Fakir hayatına alışırsanız paranız cebinizde kalır diyorsunuz.
bunu fakir hayatı olarak görmüyorum. çalışma hayatımın büyük kısmı avrupada geçti, hemen hemen bütün mesai arkadaşlarım öğle yemeğini yanında getiriyordu hepsi de buradaki insanların çoğundan zengindir, bu, parayı nereye ve nasıl harcayacağın konusunda tercih meselesi.. . ben türkiyedeyim, yanımda getirmiyorum (çünkü 2 öğün yiyorum ve daha önemlisi zaten genelde evden çalışıyorum) ama öğlen yesem, düşünebilirim.
ülkede gereksiz pahalı olan şeyleri mümkün mertebe yapmamaya çalışıyorum. böyle daha huzurlu hissediyorum. marka diye maliyeti 50 lira olan bir tekstil ürününe de 3 bin 5 bin gibi bir para vermem mesela, bu da aynı mentalite. bence bu fakir gibi yaşamak değil, benim algıma göre değil en azından.
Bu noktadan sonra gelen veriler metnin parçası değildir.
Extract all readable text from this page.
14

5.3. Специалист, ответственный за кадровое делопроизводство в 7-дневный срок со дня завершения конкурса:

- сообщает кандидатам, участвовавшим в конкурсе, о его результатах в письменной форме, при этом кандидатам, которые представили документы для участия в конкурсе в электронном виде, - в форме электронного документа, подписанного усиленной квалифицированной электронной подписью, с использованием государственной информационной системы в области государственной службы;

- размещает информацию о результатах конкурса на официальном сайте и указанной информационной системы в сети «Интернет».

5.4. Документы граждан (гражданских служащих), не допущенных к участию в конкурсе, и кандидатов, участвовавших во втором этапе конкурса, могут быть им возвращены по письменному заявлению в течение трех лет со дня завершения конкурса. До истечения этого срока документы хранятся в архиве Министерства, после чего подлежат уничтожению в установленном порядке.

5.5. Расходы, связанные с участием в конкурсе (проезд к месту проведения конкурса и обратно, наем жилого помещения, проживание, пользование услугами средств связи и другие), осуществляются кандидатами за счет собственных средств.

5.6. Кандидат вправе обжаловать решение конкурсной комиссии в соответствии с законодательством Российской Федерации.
yukarıdaki şeyler gibi, alkol de gereksiz pahalı mesela ülkemizde, burada az içiyorum içeceğimi y.dışına çıkınca alıyorum, gittiğim yerlerde denemeye çalışıyorum bana da eğlence oluyor.
deniz ürünlerinin büyük kısmı da ultra pahalı mesela, barselonada buradan daha ucuz, oraya gittikçe yiyorum bazı ürünleri, o fiyata burada yemem ...orada da burada ucuz olan şeyleri aramam, onları burada bol bol nasılsa tüketebilirim.
örnekler uzar gider. yeterince açıkladım herhalde...
bir de elbette, benim için karbon ayakizi önemli. tekrar kullanılmayacak kapları, plastik vs. kullanmayı vs. de sevmiyorum. böyle şeylere olan hassasiyetim de yine tüketim alışkanlıklarım için belirleyici.